13 KiB
Storage Architecture
Last updated: 2026-04-13
Overview
The cluster uses two storage backends: Proxmox CSI for database block storage and Proxmox NFS for application data.
Block storage (Proxmox CSI): 65 PVCs for databases and stateful apps (CNPG PostgreSQL, MySQL InnoDB, Redis, Vaultwarden, Prometheus, Nextcloud, Calibre-Web, Forgejo, FreshRSS, ActualBudget, NovelApp, Headscale, Uptime Kuma, etc.) use StorageClass: proxmox-lvm, which provisions thin LVs directly from the Proxmox host's local-lvm storage (sdc, 10.7TB RAID1 HDD thin pool). This eliminates the previous double-CoW (ZFS + LVM-thin) path that caused 56 ZFS checksum errors.

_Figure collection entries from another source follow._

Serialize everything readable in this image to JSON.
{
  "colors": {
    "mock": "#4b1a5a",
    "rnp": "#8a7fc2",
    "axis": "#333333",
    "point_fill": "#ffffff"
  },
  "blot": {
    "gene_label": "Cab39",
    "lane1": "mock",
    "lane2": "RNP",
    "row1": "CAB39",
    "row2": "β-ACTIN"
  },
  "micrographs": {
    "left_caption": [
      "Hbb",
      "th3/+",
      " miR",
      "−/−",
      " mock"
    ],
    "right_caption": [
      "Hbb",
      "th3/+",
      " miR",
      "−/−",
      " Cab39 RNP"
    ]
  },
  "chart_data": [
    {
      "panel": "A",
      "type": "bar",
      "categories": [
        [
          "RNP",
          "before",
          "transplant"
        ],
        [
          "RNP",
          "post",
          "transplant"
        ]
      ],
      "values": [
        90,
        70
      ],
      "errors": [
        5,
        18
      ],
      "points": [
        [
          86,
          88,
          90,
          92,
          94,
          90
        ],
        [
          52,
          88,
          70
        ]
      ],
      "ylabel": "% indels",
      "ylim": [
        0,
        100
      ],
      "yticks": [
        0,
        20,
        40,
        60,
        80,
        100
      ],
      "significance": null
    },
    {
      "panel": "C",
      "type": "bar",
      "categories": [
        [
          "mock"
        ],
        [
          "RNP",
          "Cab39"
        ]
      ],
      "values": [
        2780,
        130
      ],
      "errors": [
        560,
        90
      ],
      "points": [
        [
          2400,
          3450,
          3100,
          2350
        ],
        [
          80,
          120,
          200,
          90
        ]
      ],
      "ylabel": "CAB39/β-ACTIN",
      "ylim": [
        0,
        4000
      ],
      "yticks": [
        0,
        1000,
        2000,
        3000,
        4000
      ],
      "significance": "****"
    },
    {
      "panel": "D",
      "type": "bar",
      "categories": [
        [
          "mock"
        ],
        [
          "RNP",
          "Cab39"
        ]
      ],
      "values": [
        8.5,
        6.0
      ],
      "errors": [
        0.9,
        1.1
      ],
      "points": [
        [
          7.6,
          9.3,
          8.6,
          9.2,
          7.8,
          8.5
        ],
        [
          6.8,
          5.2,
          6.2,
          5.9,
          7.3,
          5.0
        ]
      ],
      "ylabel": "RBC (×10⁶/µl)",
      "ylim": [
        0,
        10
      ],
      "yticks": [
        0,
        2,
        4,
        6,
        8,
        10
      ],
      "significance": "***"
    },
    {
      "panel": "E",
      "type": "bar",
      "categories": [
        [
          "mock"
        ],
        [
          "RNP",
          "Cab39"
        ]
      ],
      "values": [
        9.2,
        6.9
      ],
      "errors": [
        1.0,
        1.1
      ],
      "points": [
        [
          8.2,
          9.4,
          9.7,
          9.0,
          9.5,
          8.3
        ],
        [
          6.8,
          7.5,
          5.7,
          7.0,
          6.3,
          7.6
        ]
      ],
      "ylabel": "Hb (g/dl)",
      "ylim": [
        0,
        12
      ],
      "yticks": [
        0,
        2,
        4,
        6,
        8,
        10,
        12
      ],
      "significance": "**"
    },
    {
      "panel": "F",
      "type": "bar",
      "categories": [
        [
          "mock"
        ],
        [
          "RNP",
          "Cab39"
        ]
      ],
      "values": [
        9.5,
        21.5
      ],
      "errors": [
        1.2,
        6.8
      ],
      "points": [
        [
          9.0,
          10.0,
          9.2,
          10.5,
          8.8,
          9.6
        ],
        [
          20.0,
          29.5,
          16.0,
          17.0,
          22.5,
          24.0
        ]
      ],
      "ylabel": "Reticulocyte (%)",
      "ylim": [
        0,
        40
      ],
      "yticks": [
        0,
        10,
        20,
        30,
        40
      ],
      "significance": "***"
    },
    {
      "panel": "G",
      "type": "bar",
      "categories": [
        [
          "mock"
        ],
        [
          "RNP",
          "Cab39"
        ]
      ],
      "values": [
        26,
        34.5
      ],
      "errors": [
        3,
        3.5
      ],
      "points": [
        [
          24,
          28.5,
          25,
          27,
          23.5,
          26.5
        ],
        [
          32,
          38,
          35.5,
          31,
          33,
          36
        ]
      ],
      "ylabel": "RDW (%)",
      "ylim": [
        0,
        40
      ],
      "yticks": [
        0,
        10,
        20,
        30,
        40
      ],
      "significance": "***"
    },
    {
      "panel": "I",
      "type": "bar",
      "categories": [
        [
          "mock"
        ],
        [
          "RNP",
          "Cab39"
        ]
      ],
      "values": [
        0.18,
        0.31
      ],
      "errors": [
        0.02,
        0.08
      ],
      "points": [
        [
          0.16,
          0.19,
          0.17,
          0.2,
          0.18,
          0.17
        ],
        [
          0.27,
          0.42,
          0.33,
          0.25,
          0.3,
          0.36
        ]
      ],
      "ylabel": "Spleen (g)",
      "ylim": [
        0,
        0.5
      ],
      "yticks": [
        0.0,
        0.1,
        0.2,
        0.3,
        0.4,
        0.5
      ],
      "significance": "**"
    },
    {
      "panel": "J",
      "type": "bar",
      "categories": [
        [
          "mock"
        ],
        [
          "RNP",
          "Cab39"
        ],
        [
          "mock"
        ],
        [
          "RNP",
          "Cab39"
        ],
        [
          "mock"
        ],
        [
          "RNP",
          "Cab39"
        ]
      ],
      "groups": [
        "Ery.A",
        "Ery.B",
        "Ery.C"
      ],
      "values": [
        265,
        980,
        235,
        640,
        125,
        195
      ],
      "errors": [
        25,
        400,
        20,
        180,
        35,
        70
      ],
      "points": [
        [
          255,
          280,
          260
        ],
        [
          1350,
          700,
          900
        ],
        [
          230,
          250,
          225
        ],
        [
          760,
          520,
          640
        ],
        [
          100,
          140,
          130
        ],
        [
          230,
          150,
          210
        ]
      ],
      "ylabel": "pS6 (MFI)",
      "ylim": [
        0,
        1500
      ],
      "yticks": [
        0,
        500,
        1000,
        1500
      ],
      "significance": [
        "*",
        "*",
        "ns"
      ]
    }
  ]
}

NFS storage (Proxmox host): ~100 NFS shares for media libraries (Immich, audiobookshelf, servarr, navidrome), backup targets (*-backup/ directories), and app data are served directly from the Proxmox host at 192.168.1.127. Two NFS export roots exist:
- HDD NFS:
/srv/nfson ext4 LVpve/nfs-data(2TB) — bulk media and backup targets - SSD NFS:
/srv/nfs-ssdon ext4 LVssd/nfs-ssd-data(100GB) — high-performance data (Immich ML)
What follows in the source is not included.